Preparation of the toppings is easy. Start by sauteing the cabbage in 2 Tablespoons of butter. Give it a quick once over, keeping the crispness and set aside. Since corn is in season, it’s flavor is best as it is. I like to leave it fresh and just add it to the finished soup.
If you are using fresh noodles, you don’t need a lot of time to cook them. 3 minutes is usually enough. Same goes for the instant type of noodle. Once they are done, simply strain and put into the serving bowls.
Putting it all together:
Now that your soup is done and your toppings are prepped, you can begin to bring it all together. Ramen is a beautiful thing in both it’s aesthetics and taste, so think of it like your painting a picture. We eat first with our eyes after all, right? Start with your bowl of noodles and ladle the hot soup over top. Working around the bowl like a clock, add the corn, cabbage, green onion, boiled egg and nori. Place the lobster claw in the center, stand back and admire what you just created. Just before serving, add a pat of butter on the corn. That butter will melt, bringing even more richness to the broth.
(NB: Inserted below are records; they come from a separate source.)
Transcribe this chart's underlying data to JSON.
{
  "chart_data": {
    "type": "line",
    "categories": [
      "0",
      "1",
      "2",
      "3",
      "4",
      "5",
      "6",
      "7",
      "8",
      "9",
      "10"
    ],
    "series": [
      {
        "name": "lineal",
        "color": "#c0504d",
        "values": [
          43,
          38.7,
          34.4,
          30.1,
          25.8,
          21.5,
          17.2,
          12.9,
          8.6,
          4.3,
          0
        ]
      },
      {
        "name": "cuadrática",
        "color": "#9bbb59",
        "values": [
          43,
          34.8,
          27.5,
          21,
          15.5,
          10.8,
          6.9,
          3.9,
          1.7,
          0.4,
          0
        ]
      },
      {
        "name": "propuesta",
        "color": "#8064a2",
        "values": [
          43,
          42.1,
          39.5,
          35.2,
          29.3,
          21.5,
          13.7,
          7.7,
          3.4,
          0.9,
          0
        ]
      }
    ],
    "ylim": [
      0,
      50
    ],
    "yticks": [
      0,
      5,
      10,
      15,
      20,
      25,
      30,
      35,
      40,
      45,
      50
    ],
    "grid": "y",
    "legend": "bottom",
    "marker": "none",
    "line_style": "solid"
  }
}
* alternate your colors to bring your eyes around the whole presentation
Of course, if you want to make this completely veganized, you can by substituting the dashi with a nice vegetable stock. Try different types of proteins as well like chicken, shrimp, tofu, tempeh or nothing. If you want to make this as an appetizer or enjoy simply as a miso soup, you can. You can simplify as much as you like and have it many ways. Have fun in the kitchen and take care!